A deusa assentiu e se sentou na cadeira, parecendo um pouco desconfortável.

"Você sabe que Fiona já tem estado bastante ciumenta da Diana, e enquanto lutavam elas discutiram, e essa discussão rapidamente virou para você. No final, Diana mostrou aquele halo verde que é bem parecido com o seu, e Fiona ficou muito triste depois disso," explicou Vanessa. Ela tentou impedir que a briga escalasse, mas as duas meninas não escutavam.

"Vou falar com a Fiona. Você fica aqui com a Diana," disse Vritra, e Vanessa assentiu. Então ele se aproximou de Diana e, enquanto acariciava a cabeça dela, falou:

"Sei que você não quis machucar a Fiona, mas é melhor tomar cuidado com ela, tá? Será que ela está de TPM… Enfim, você deveria ter uma relação de irmã com ela, ok?"

"Hmm," Diana assentiu. Pensava que Vritra ia repreendê-la pelo que fez, porque uma parte dela ainda acreditava que ele amava mais a Fiona do que a ela, então também ficou com ciúmes.

"Não se preocupe, ela vai ficar bem," Vritra sorriu e foi embora. Vanessa ficou ao lado dela, começando uma conversa profunda.

'Talvez tenha sido besteira ficar aqui só de paz, mas a situação entre elas teria que se resolver cedo ou tarde,' pensou.

Vritra foi até o quarto da Fiona. Quando chegou na porta, tentou abri-la, mas estava trancada por dentro.

"Fiona, pode abrir a porta?"

"…"

"Fiona?"

"…"

Mesmo chamando várias vezes, não veio resposta de dentro, então Vritra usou sua habilidade de poeira para destrancar a fechadura. Entrou e viu Fiona deitada na cama, com o rosto enterrado no travesseiro.

'Agora como vou lidar com essa situação?' pensou.

"Você não quer conversar comigo?" perguntou Vritra, sentando ao lado dela e gentilmente acariciando a cabeça.

"…"

"Sabe, Dia—" Vritra parou de repente. Falar o nome de outra mulher agora só iria deixá-la mais bravo, então mudou sua fala.

"Sabe, eu te amo muito, certo? Ainda acha que vou te deixar no futuro ou que amo mais outras do que você?
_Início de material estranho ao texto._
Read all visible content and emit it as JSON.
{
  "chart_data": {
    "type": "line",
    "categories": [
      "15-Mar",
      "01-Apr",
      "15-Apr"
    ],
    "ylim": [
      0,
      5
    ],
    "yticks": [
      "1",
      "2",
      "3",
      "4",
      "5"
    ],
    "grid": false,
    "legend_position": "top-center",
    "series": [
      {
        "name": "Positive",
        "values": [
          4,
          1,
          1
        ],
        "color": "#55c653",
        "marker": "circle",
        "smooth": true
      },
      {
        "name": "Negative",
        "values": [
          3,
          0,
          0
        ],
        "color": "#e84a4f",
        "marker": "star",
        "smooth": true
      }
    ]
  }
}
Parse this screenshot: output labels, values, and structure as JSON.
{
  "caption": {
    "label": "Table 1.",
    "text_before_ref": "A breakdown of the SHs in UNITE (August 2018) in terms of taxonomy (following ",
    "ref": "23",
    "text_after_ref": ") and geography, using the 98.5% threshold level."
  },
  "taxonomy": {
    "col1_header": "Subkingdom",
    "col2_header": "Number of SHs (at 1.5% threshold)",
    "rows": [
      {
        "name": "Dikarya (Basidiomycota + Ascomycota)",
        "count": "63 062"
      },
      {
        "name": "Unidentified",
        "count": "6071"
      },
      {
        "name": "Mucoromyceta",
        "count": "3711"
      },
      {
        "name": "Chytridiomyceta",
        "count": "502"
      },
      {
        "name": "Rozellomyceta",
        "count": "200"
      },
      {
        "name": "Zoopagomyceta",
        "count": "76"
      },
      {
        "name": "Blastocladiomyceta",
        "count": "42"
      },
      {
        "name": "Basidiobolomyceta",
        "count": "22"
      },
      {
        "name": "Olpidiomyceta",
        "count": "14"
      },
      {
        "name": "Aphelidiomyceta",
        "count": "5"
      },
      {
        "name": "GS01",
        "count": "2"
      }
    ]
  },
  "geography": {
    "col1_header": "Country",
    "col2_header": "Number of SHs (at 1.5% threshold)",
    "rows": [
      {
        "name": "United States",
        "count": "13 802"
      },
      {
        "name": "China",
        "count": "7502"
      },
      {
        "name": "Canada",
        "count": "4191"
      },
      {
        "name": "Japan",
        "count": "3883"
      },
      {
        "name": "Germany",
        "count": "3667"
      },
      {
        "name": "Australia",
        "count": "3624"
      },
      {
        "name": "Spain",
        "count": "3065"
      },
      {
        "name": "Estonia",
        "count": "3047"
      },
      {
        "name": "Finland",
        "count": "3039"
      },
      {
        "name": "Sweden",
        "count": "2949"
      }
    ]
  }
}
Que tal sairmos num date?"

Vritra tentou falar, mas Fiona apenas continuou com o rosto enterrado no travesseiro, sem responder.

Novamente, Vritra decidiu usar uma abordagem diferente: "Haa… Não me diga que ainda sente saudades do Max e não consegue tirar ele da cabeça. Estar comigo é um incômodo pra você? Você acha que amar de volta é uma tarefa chata?"

"NÃO, NÃO É!!" Fiona de repente levantou a cabeça, lágrimas ainda escorrendo pelo rosto e pelo travesseiro.

Vritra rapidamente segurou a face dela e perguntou: "Então, você me ama?"

"…Sim." Fiona respondeu com um bico. Ainda estava brava; a sensação de ciúme ardia mil vezes mais após a briga com Diana.

"Eu também te amo muito, então não fique triste. Hmm, já que você está se sentindo tão insegura, que tal fazermos um casamento e selar nossa relação para sempre?"

"R- Sério?" O humor de Fiona pareceu iluminar-se instantaneamente, e ela sorriu levemente.

"Sim, você poderia ser minha terceira esposa—" Vritra falou por impulso, mas antes que pudesse terminar, já era tarde demais.

Mais lágrimas estavam prestes a rolar de seus olhos enquanto ela, com voz trêmula, perguntava: "T- Terceira?"